Interplay between Disulfide Bonding and N-Glycosylation Defines SLC4 Na+-Coupled Transporter Extracellular Topography [Membrane Biology]

January 7th, 2015 by Zhu, Q., Kao, L., Azimov, R., Abuladze, N., Newman, D., Kurtz, I.

The extracellular loop 3 (EL-3) of SLC4 Na+-coupled transporters contains 4 highly conserved cysteines and multiple N-glycosylation consensus sites. In the electrogenic Na+-HCO3- cotransporter NBCe1-A, EL-3 is the largest extracellular loop and is predicted to consist of 82 amino acids. To determine the structure-functional importance of the conserved cysteines and the N-glycosylation sites in NBCe1-A EL-3, we analyzed the potential interplay between EL-3 disulfide bonding and N-glycosylation, and their roles in EL-3 topological folding. Our results demonstrate that the 4 highly conserved cysteines form 2 intramolecular disulfide bonds, Cys583-585 and Cys617-642 respectively that constrain EL-3 in a folded conformation. The formation of the second disulfide bond is spontaneous and unaffected by the N-glycosylation state of EL-3 or the first disulfide bond, whereas formation of the first disulfide bond relies on the presence of the second disulfide bond and is affected by N-glycosylation.

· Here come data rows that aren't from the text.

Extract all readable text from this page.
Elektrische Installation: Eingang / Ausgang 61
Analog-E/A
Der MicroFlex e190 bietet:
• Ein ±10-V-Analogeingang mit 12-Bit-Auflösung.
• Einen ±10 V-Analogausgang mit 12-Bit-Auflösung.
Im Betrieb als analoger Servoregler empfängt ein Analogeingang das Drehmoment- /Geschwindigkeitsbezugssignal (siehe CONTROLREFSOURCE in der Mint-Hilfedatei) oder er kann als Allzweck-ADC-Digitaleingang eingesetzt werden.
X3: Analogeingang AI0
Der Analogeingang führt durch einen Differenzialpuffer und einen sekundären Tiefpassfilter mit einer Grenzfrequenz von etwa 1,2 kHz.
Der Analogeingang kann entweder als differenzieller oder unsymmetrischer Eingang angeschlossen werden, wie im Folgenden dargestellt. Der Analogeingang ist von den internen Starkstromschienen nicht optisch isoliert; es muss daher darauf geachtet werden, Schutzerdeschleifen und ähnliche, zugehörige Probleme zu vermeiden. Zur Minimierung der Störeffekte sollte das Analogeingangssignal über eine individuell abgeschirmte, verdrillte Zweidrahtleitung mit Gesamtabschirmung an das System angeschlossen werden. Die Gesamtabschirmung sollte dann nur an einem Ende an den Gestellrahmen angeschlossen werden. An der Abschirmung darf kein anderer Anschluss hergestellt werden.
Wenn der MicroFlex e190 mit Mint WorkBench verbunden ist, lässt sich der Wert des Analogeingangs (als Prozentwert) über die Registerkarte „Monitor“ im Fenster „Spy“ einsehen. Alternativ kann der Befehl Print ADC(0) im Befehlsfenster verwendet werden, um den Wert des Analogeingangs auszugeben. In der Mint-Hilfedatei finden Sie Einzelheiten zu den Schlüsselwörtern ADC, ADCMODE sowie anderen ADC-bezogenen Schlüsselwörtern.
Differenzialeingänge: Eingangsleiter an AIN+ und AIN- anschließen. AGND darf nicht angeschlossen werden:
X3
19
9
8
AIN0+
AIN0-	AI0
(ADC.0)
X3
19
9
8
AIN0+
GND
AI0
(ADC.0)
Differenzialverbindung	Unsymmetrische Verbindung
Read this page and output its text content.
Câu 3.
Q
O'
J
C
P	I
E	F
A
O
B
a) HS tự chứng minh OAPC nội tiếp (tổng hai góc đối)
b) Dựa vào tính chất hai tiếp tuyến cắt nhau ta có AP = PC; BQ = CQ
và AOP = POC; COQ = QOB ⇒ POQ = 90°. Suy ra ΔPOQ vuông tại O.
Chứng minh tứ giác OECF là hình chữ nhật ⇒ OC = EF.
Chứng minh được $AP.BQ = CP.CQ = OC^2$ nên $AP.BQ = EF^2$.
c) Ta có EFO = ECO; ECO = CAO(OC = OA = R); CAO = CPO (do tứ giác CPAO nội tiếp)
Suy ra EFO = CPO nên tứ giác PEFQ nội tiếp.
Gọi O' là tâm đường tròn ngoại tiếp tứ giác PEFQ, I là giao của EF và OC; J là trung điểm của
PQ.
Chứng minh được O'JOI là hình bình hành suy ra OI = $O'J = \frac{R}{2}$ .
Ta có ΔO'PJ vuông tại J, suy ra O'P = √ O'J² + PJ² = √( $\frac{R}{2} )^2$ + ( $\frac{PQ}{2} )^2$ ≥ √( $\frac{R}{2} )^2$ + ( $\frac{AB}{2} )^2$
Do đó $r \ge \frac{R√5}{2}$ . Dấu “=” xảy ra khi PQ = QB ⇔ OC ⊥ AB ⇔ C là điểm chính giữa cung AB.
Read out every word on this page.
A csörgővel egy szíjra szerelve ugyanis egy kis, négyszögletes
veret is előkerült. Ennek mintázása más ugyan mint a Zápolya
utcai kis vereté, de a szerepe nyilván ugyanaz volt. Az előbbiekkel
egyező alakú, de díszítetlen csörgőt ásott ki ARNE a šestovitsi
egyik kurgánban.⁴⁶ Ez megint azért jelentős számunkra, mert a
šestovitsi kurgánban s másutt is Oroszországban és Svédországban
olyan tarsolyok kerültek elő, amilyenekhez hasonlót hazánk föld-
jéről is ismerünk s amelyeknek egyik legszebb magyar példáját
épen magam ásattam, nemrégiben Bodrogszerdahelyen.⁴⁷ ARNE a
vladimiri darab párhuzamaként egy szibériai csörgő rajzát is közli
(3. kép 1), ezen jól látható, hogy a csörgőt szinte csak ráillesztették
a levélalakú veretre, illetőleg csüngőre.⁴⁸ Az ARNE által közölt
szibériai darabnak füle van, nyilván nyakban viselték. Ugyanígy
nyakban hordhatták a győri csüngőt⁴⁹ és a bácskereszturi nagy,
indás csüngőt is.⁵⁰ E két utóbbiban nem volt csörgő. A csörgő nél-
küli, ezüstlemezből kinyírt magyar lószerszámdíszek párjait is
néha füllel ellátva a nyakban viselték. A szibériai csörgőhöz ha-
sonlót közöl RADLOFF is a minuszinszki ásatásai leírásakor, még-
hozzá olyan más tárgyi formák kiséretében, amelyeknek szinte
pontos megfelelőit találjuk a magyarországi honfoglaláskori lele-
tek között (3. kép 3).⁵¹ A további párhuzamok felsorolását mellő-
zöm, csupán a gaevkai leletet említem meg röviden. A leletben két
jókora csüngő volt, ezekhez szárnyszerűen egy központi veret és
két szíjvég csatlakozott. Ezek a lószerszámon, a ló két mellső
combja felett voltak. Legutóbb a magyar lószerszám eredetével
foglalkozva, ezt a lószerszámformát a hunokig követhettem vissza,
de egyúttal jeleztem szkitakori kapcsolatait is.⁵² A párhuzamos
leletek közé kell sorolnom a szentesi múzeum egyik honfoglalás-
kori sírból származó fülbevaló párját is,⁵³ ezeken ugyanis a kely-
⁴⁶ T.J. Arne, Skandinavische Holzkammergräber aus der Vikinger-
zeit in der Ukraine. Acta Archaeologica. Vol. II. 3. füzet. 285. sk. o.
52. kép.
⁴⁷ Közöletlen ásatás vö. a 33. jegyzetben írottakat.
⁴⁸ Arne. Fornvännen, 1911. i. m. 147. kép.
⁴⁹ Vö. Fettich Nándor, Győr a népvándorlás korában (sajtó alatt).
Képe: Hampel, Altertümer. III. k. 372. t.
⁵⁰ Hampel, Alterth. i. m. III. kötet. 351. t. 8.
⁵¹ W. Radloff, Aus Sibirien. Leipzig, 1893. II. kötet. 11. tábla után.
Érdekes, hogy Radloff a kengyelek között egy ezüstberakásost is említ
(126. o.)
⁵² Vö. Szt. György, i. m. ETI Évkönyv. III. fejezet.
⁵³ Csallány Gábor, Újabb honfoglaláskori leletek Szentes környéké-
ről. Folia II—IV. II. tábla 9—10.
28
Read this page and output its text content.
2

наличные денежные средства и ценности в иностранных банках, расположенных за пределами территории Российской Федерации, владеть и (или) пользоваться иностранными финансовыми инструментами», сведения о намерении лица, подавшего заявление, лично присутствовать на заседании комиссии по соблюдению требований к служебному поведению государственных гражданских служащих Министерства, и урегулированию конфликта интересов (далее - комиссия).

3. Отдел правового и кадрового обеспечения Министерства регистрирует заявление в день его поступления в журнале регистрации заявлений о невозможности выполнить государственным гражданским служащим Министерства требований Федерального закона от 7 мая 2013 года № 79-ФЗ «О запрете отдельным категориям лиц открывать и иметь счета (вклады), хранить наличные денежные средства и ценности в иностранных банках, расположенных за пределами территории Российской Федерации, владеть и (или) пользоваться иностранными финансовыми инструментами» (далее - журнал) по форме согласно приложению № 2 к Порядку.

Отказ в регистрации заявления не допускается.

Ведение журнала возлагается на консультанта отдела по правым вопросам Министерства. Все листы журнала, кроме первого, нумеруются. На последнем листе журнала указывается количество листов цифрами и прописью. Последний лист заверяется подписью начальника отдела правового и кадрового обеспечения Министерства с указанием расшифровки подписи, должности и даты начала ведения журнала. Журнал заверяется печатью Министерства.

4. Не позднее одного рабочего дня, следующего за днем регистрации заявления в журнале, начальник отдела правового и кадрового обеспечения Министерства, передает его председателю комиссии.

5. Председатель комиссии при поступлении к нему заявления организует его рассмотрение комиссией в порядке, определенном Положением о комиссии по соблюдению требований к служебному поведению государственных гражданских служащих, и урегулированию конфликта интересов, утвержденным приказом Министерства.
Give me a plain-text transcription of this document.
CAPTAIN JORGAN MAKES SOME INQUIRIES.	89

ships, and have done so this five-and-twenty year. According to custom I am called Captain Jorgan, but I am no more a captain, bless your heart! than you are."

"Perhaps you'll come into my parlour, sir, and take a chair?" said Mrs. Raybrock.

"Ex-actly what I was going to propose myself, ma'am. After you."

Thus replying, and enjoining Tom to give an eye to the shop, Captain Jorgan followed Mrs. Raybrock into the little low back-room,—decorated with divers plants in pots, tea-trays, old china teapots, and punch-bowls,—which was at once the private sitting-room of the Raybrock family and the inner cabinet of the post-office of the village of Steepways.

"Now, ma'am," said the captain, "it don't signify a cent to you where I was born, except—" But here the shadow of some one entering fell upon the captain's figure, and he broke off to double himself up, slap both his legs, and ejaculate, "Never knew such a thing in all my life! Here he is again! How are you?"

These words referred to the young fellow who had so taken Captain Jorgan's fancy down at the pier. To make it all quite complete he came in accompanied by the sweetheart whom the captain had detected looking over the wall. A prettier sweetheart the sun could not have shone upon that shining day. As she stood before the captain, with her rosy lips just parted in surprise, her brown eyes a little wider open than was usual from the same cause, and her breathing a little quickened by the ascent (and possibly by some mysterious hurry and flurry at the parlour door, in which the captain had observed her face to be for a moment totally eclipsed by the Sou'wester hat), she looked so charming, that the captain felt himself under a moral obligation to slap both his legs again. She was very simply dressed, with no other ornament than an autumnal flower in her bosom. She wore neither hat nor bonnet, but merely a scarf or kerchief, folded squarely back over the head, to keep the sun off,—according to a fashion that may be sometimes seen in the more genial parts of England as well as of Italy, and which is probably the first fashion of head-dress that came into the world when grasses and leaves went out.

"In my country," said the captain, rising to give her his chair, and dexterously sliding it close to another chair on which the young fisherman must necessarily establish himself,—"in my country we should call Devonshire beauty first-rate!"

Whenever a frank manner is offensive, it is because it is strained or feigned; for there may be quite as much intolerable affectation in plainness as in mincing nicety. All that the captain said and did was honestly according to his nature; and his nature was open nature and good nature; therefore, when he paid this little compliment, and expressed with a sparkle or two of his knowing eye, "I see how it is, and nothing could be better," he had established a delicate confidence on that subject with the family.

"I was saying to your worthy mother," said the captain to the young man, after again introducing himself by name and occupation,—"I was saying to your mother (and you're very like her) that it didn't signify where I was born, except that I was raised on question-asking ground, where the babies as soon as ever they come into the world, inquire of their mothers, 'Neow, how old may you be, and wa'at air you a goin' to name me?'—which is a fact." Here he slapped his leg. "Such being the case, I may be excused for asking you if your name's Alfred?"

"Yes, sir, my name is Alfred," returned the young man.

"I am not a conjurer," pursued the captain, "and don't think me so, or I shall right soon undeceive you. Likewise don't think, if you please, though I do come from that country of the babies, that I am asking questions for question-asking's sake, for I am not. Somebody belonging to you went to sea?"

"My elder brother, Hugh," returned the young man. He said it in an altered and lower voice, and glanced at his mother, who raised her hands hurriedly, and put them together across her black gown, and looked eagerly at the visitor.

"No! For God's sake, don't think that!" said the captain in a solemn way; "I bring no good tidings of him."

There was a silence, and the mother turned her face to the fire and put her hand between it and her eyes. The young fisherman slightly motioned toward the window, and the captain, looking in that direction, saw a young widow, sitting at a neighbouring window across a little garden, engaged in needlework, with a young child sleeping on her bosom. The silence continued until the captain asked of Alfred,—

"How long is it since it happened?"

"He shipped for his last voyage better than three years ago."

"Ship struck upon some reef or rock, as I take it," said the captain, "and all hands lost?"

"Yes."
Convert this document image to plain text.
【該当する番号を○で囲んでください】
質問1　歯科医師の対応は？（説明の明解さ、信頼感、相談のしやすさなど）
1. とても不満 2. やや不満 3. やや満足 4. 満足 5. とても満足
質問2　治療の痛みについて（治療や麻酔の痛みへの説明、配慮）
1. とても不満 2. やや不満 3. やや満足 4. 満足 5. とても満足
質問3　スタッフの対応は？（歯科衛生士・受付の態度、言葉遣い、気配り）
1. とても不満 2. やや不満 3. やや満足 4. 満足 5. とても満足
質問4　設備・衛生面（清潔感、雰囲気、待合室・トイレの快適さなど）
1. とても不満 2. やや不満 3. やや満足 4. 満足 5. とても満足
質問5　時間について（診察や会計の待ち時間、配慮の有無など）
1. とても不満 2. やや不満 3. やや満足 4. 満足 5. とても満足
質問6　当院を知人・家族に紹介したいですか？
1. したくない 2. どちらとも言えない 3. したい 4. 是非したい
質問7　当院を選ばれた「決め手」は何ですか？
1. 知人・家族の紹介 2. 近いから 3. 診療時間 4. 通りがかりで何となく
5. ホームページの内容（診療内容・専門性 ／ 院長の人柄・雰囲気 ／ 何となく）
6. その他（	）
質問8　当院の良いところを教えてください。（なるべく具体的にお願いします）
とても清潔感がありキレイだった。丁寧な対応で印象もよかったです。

Importantly, EL-3 from each monomer is adjacently located at the NBCe1-A dimeric interface. When the two disulfide bonds are missing, EL-3 adopts an extended conformation highly accessible to protease digestion. This unique adjacent parallel location of two symmetrically-folded EL-3 loops from each monomer resembles a domain-like structure that is potentially important for NBCe1-A function in vivo. Moreover, the formation of this unique structure is critically dependent on the finely tuned interplay between disulfide bonding and N-glycosylation in the membrane processed NBCe1-A dimer.